The U.S. Nuclear Regulatory Commission (NRC) has put forward a proposed change to its radiation protection rules that would remove the As Low as Reasonably Achievable, or ALARA, standard and substitute objective dose limits and a graded approach to dose management.
The proposal comes as part of a series of actions pushed by the Trump administration to accelerate licensing and cut costs for new reactors. President Donald Trump signed executive orders in 2025 directing faster permitting for reactors, an overhaul of the NRC, and coordination between the Energy and Defense departments to construct nuclear plants on federal lands. The administration has set an ambition to quadruple U.S. nuclear capacity by 2050 to meet rising electricity demand from data centers, electric vehicles and crypto-currencies.
The NRC said the rulemaking replaces ALARA with clearer, objective dose limits while allowing a graded approach to managing radiation doses based on risk and operational circumstances. The proposed framework would also permit plant operators to adopt "modern methods for evaluating radiation doses to workers and the public."
"This rulemaking is raising the bar on clarity in our regulations," Ho Nieh, the NRC chairman, told reporters. "It is not lowering the bar on our safety standards." Nieh added that he does not expect existing reactors to need significant changes if the rule is finalized, but he argued the change could ease and speed the development of new reactor designs. "Now they have a very clear picture of what the requirements for radiation protection are going to look like, that will inform how they build and design their reactor, in terms of the shielding and the materials that they’re using," he said.
Supporters in the industry have for years criticized ALARA, linking it to a model known as Linear No-Threshold, which treats any dose of radiation as carrying some cancer risk. Industry critics contend that complying with ALARA imposes costs, delays and uncertainties in construction and operations.
Opponents of the proposed change, including nuclear safety advocates, contend that removing ALARA could permit greater exposures. Edwin Lyman, a physicist and nuclear safety advocate at the Union of Concerned Scientists, said the NRC has reaffirmed the scientific consensus on radiation risks but criticized the proposed elimination of ALARA.
"However, in eliminating its use of the ALARA principle, the agency’s sweeping new proposed rule would allow nuclear facility workers and the general public to be exposed to higher levels of cancer-causing radiation just to save the nuclear industry money."
"This will only increase the disease burden at a time when cancer rates are already rising among younger people," Lyman said.
The proposal follows other recent NRC rule changes under consideration. Last month the commission proposed alterations that include changes to security standards at nuclear plants; the Union of Concerned Scientists said those changes would "dramatically weaken measures that protect their facilities from terrorist attacks." On the same day the ALARA-related proposal was announced, the NRC also advanced a rule that would make broad changes to reactor licensing, aimed in part at streamlining construction of new reactors.

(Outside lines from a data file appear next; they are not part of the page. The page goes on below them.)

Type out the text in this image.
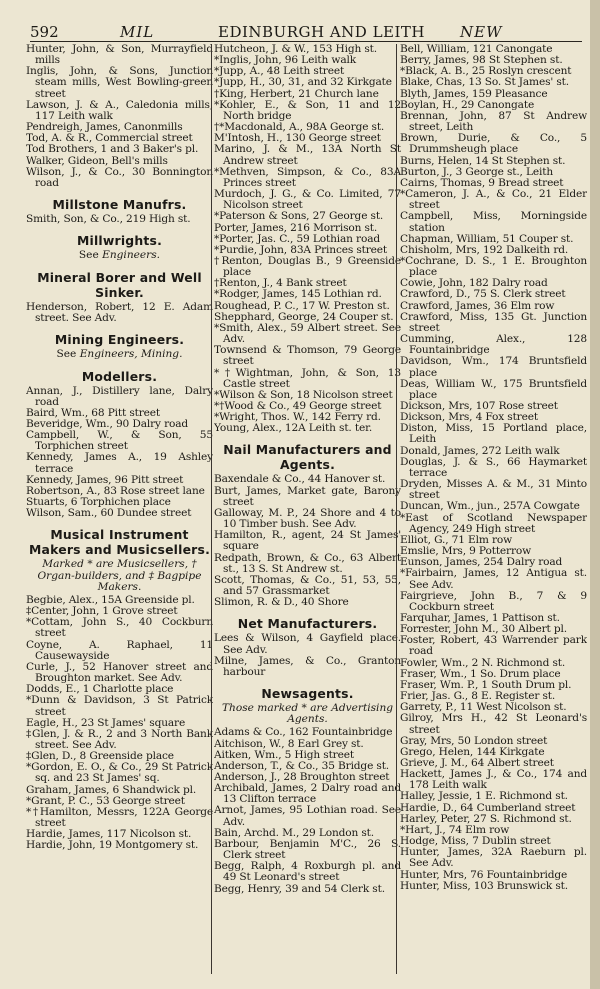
592	MIL	EDINBURGH AND LEITH NEW

Hunter, John, & Son, Murrayfield mills

Inglis, John, & Sons, Junction steam mills, West Bowling-green street

Lawson, J. & A., Caledonia mills, 117 Leith walk

Pendreigh, James, Canonmills

Tod, A. & R., Commercial street

Tod Brothers, 1 and 3 Baker's pl.

Walker, Gideon, Bell's mills

Wilson, J., & Co., 30 Bonnington road

Millstone Manufrs.

Smith, Son, & Co., 219 High st.

Millwrights.

See Engineers.

Mineral Borer and Well Sinker.

Henderson, Robert, 12 E. Adam street. See Adv.

Mining Engineers.

See Engineers, Mining.

Modellers.

Annan, J., Distillery lane, Dalry road

Baird, Wm., 68 Pitt street

Beveridge, Wm., 90 Dalry road

Campbell, W., & Son, 55 Torphichen street

Kennedy, James A., 19 Ashley terrace

Kennedy, James, 96 Pitt street

Robertson, A., 83 Rose street lane

Stuarts, 6 Torphichen place

Wilson, Sam., 60 Dundee street

Musical Instrument Makers and Musicsellers.

Marked * are Musicsellers, † Organ-builders, and ‡ Bagpipe Makers.

Begbie, Alex., 15A Greenside pl.

‡Center, John, 1 Grove street

*Cottam, John S., 40 Cockburn street

Coyne, A. Raphael, 11 Causewayside

Curle, J., 52 Hanover street and Broughton market. See Adv.

Dodds, E., 1 Charlotte place

*Dunn & Davidson, 3 St Patrick street

Eagle, H., 23 St James' square

‡Glen, J. & R., 2 and 3 North Bank street. See Adv.

‡Glen, D., 8 Greenside place

*Gordon, E. O., & Co., 29 St Patrick sq. and 23 St James' sq.

Graham, James, 6 Shandwick pl.

*Grant, P. C., 53 George street

*†Hamilton, Messrs, 122A George street

Hardie, James, 117 Nicolson st.

Hardie, John, 19 Montgomery st.

Hutcheon, J. & W., 153 High st.

*Inglis, John, 96 Leith walk

*Jupp, A., 48 Leith street

*Jupp, H., 30, 31, and 32 Kirkgate

†King, Herbert, 21 Church lane

*Kohler, E., & Son, 11 and 12 North bridge

†*Macdonald, A., 98A George st.

M'Intosh, H., 130 George street

Marino, J. & M., 13A North St Andrew street

*Methven, Simpson, & Co., 83A Princes street

Murdoch, J. G., & Co. Limited, 77 Nicolson street

*Paterson & Sons, 27 George st.

Porter, James, 216 Morrison st.

*Porter, Jas. C., 59 Lothian road

*Purdie, John, 83A Princes street

†Renton, Douglas B., 9 Greenside place

†Renton, J., 4 Bank street

*Rodger, James, 145 Lothian rd.

Roughead, P. C., 17 W. Preston st.

Shepphard, George, 24 Couper st.

*Smith, Alex., 59 Albert street. See Adv.

Townsend & Thomson, 79 George street

*†Wightman, John, & Son, 13 Castle street

*Wilson & Son, 18 Nicolson street

*†Wood & Co., 49 George street

*Wright, Thos. W., 142 Ferry rd.

Young, Alex., 12A Leith st. ter.

Nail Manufacturers and Agents.

Baxendale & Co., 44 Hanover st.

Burt, James, Market gate, Barony street

Galloway, M. P., 24 Shore and 4 to 10 Timber bush. See Adv.

Hamilton, R., agent, 24 St James' square

Redpath, Brown, & Co., 63 Albert st., 13 S. St Andrew st.

Scott, Thomas, & Co., 51, 53, 55, and 57 Grassmarket

Slimon, R. & D., 40 Shore

Net Manufacturers.

Lees & Wilson, 4 Gayfield place. See Adv.

Milne, James, & Co., Granton harbour

Newsagents.

Those marked * are Advertising Agents.

Adams & Co., 162 Fountainbridge

Aitchison, W., 8 Earl Grey st.

Aitken, Wm., 5 High street

Anderson, T., & Co., 35 Bridge st.

Anderson, J., 28 Broughton street

Archibald, James, 2 Dalry road and 13 Clifton terrace

Arnot, James, 95 Lothian road. See Adv.

Bain, Archd. M., 29 London st.

Barbour, Benjamin M'C., 26 S. Clerk street

Begg, Ralph, 4 Roxburgh pl. and 49 St Leonard's street

Begg, Henry, 39 and 54 Clerk st.

Bell, William, 121 Canongate

Berry, James, 98 St Stephen st.

*Black, A. B., 25 Roslyn crescent

Blake, Chas, 13 So. St James' st.

Blyth, James, 159 Pleasance

Boylan, H., 29 Canongate

Brennan, John, 87 St Andrew street, Leith

Brown, Durie, & Co., 5 Drummsheugh place

Burns, Helen, 14 St Stephen st.

Burton, J., 3 George st., Leith

Cairns, Thomas, 9 Bread street

*Cameron, J. A., & Co., 21 Elder street

Campbell, Miss, Morningside station

Chapman, William, 51 Couper st.

Chisholm, Mrs, 192 Dalkeith rd.

*Cochrane, D. S., 1 E. Broughton place

Cowie, John, 182 Dalry road

Crawford, D., 75 S. Clerk street

Crawford, James, 36 Elm row

Crawford, Miss, 135 Gt. Junction street

Cumming, Alex., 128 Fountainbridge

Davidson, Wm., 174 Bruntsfield place

Deas, William W., 175 Bruntsfield place

Dickson, Mrs, 107 Rose street

Dickson, Mrs, 4 Fox street

Diston, Miss, 15 Portland place, Leith

Donald, James, 272 Leith walk

Douglas, J. & S., 66 Haymarket terrace

Dryden, Misses A. & M., 31 Minto street

Duncan, Wm., jun., 257A Cowgate

*East of Scotland Newspaper Agency, 249 High street

Elliot, G., 71 Elm row

Emslie, Mrs, 9 Potterrow

Eunson, James, 254 Dalry road

*Fairbairn, James, 12 Antigua st. See Adv.

Fairgrieve, John B., 7 & 9 Cockburn street

Farquhar, James, 1 Pattison st.

Forrester, John M., 30 Albert pl.

Foster, Robert, 43 Warrender park road

Fowler, Wm., 2 N. Richmond st.

Fraser, Wm., 1 So. Drum place

Fraser, Wm. P., 1 South Drum pl.

Frier, Jas. G., 8 E. Register st.

Garrety, P., 11 West Nicolson st.

Gilroy, Mrs H., 42 St Leonard's street

Gray, Mrs, 50 London street

Grego, Helen, 144 Kirkgate

Grieve, J. M., 64 Albert street

Hackett, James J., & Co., 174 and 178 Leith walk

Halley, Jessie, 1 E. Richmond st.

Hardie, D., 64 Cumberland street

Harley, Peter, 27 S. Richmond st.

*Hart, J., 74 Elm row

Hodge, Miss, 7 Dublin street

Hunter, James, 32A Raeburn pl. See Adv.

Hunter, Mrs, 76 Fountainbridge

Hunter, Miss, 103 Brunswick st.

The radiation rule will be open for public comment for 45 days before it is finalized. The agency says the revisions are intended to provide clearer regulatory expectations to designers and operators of nuclear facilities, and to reflect modern approaches to dose assessment.
Analysis: The NRC frames this effort as regulatory clarification to reduce cost and time uncertainty for new builds, while critics see a potential trade-off between cost savings and public and worker protections. The proposal intersects with broader administration objectives to expand nuclear capacity and speed permitting, and it sits alongside separate rulemakings on security and licensing that together could affect the pace and economics of nuclear development.